Handballanekdote aus der Wendezeit
2 min
09. Jan. 2025
Raimo Schwabe
Handballstart der BSG Lokomotive Plau in die gesamtdeutsche und europäische Sportbewegung
Mit der Öffnung der Grenze am 09.11.1989 stand auch die damalige BSG Lokomotive Plau vor der Frage, wie der Verein in Zukunft geführt und auf ein solides Fundament gesetzt werden kann.
Wir hatten das Glück, dass der damalige Vorsitzende des TSV Bordenau, Gerhard Prahl, gebürtiger Schweriner, sich die Aufgabe gestellt hatte, Vereinen im Osten des Landes bei der Neuorientierung zu helfen.
Ab Ende November fanden mehrere Gespräche zur Gestaltung der zukünftigen Zusammenarbeit statt. Vom 09. – 11. Februar 1990 weilte eine Delegation der Plauer Sportler in Bordenau (Niedersachsen). Dort wurde im Endeffekt ein Partnerschaftsvertrag zwischen den beiden Handballabteilungen geschlossen.

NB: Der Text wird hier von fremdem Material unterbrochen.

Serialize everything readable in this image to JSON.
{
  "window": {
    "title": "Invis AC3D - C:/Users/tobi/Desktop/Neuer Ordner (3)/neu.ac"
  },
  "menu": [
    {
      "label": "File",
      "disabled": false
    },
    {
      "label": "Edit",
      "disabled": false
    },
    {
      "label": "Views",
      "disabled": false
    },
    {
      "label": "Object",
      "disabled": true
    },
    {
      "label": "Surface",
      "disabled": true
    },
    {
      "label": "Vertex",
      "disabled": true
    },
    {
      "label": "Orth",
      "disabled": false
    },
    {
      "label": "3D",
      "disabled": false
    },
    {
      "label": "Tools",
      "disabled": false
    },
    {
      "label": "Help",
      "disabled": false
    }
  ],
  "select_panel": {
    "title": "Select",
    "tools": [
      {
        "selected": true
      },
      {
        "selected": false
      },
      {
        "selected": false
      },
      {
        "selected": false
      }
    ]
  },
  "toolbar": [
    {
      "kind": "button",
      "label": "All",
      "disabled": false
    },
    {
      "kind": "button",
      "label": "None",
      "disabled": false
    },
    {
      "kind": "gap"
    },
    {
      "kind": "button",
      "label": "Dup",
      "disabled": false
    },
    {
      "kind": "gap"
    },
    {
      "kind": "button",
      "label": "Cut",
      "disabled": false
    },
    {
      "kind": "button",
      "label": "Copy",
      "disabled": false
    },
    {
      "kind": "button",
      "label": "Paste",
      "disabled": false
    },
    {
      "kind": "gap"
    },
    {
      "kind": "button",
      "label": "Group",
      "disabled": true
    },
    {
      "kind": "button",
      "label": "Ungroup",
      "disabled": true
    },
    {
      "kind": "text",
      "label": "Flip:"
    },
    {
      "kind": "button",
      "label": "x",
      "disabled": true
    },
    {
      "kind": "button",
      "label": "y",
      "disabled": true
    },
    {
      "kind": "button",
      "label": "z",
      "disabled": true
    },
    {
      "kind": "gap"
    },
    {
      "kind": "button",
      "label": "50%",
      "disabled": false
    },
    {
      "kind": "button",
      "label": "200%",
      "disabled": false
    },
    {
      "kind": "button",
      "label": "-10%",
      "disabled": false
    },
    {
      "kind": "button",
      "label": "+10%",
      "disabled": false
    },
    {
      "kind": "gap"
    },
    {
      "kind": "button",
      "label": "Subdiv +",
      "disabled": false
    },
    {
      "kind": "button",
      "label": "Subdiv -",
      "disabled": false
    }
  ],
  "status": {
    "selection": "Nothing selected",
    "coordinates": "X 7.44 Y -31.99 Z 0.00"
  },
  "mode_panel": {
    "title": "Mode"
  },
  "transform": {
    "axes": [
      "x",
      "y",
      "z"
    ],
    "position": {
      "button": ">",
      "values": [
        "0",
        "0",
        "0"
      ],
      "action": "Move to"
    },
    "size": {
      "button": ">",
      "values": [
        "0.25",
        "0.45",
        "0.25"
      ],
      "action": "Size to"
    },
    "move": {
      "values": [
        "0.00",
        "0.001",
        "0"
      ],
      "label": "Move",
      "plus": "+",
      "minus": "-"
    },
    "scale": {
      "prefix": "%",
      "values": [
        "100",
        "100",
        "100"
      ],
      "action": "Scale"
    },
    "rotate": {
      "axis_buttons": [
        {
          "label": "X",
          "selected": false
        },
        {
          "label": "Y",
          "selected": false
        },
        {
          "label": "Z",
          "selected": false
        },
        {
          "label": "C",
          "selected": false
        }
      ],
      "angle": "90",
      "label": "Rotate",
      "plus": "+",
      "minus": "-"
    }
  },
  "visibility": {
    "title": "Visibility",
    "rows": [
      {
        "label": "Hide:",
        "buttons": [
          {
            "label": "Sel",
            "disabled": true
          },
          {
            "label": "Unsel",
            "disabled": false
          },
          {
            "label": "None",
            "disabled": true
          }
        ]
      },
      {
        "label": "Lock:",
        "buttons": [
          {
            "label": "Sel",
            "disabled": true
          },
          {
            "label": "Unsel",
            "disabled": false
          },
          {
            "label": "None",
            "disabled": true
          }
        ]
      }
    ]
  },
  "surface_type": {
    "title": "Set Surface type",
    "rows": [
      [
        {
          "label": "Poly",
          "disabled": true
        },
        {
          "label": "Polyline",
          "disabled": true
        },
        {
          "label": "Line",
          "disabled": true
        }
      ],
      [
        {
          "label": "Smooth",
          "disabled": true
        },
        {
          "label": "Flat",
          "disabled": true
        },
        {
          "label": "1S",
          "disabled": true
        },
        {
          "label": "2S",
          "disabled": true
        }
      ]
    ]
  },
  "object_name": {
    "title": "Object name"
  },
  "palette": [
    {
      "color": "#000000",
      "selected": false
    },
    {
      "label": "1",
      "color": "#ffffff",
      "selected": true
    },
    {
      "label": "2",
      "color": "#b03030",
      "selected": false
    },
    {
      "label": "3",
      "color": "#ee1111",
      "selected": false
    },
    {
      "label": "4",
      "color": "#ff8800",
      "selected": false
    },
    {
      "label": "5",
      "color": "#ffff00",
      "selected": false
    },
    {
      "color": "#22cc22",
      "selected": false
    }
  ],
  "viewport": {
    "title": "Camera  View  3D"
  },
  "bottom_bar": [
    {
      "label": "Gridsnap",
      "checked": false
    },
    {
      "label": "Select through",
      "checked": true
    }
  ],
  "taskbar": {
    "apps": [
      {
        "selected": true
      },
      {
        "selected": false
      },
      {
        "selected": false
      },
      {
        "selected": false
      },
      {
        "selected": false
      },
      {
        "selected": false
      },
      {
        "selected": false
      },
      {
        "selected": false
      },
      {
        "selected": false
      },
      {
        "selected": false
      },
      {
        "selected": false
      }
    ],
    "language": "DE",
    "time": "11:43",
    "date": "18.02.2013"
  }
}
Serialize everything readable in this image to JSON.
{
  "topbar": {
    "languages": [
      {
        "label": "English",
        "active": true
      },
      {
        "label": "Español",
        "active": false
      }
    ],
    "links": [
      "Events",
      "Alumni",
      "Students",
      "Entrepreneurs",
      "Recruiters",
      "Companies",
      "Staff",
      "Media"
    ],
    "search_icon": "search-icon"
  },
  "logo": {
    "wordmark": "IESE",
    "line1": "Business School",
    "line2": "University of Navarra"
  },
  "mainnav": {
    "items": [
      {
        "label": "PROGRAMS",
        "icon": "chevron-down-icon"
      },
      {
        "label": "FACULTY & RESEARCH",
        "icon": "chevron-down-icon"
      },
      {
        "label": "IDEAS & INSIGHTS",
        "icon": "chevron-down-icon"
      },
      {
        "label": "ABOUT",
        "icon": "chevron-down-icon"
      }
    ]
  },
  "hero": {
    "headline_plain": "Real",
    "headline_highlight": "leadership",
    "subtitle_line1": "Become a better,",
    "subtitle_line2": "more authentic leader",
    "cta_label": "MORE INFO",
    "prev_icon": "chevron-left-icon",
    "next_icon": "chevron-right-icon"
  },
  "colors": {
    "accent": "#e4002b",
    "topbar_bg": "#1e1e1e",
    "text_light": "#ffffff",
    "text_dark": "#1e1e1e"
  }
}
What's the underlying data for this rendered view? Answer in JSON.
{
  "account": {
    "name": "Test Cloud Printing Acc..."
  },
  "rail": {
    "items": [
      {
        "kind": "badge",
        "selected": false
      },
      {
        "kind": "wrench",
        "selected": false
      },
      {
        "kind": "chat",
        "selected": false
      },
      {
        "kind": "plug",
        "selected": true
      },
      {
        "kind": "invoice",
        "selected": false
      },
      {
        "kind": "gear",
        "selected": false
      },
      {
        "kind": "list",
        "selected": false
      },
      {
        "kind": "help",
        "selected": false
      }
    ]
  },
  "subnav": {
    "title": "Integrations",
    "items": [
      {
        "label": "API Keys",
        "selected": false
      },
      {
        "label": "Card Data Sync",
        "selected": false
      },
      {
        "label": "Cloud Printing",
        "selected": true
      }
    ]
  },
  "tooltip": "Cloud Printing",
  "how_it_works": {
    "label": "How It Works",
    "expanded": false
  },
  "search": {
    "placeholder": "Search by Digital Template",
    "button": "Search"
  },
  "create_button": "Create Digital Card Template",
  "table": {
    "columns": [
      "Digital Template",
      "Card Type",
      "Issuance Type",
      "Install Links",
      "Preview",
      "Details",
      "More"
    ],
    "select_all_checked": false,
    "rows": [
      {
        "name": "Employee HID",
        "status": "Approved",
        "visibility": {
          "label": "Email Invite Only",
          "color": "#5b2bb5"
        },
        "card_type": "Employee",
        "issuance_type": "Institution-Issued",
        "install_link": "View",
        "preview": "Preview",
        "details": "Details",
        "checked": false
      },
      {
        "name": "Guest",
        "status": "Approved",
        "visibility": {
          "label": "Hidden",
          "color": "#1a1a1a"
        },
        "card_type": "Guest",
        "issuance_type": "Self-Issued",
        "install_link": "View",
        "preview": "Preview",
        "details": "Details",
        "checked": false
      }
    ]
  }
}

Aber schon die Anreise der Delegation forderte beiden Seiten gewaltige Geduld ab.
Die Reise begann mit einem B 1000, der in Perleberg nicht mehr laufen wollte. Durch eine Reparatur in einer Werkstatt schafften wir es, wieder nach Plau zu fahren, um mit zwei Pkw neu zu starten.
Die Straße zwischen der ehemaligen Grenze und dem Ort Brome war noch ein Feldweg und wurde für die Fahrer eine zusätzliche Herausforderung, so dass wir mit 4 Std. Verspätung in Bordenau ankamen. Die Plauer freuten sich, doch noch angekommen zu sein, die Bordenauer ebenfalls, denn sie hatten Angst, dass etwas passiert wäre, wir konnten sie ja nicht informieren, hatten damals keine Handys.
In dem Vertrag wurde die Teilnahme am internationalen Osterturnier der Handballspielgemeinschaft Europäische Begegnung und auch im Mai am Turnier des
TSV Bordenau in Neustadt am Rübenberge vereinbart.
Da beide Turniere vor der Währungsunion und der deutschen Einheit stattfanden, waren es ganz besondere.
Beim Osterturnier erhielten wir den Pokal für die beste ausländische Mannschaft. Junge Spieler von heute sind darüber sicherlich verwundert, dieser konnte aber auch nur in der Zeit vom 09.11.1989 bis zum 02.10.1990 vergeben werden, also eine Rarität. Der Pokal steht im Eingangsbereich unserer Sporthalle und ist dort neben vielen anderen zu bewundern.
Während die Spielerinnen und Spieler beim Osterturnier privat untergebracht waren, hieß es im Mai, in Zelten zu schlafen. Hinzu kam die Selbstversorgung, die Umstellung auf DM war aber noch nicht vollzogen. Deshalb wurden viele Lebensmittel und Getränke mitgenommen. Nach dem Wochenende konnte wohl keiner der Sportfreunde mehr Schnitzel, Bouletten und Toastbrot sehen. Trotzdem denken wir gern an diese ersten Turniere zurück.
Im Rahmen der Handballspielgemeinschaft Europäische Begegnung folgten Osterturniere: 1991 beim HV Hazewind Gieten in den Niederlanden,
1992 bei uns in Plau,
1993 in Pattensen (Niedersachsen),
1994 beim HK Sporty Kopenhagen.
Dabei spielten unsere Mannschaften recht erfolgreich, z.B. 1991 gewannen die Männer das Finale gegen Kopenhagen im 7m-Werfen, in Plau belegten sowohl die Männer als auch die Frauen den 1. Platz.
Da sich immer mehr vor allem ausländische Mannschaften zurückzogen (weite Anreisen und der Turniertermin zu Ostern), einigten sich die verbliebenen Vereine, an anderen Turnieren teilzunehmen.
Für die damaligen Spielerinnen und Spieler bleiben diese Turniere der Spielgemeinschaft Europäische Begegnung in besonderer Erinnerung.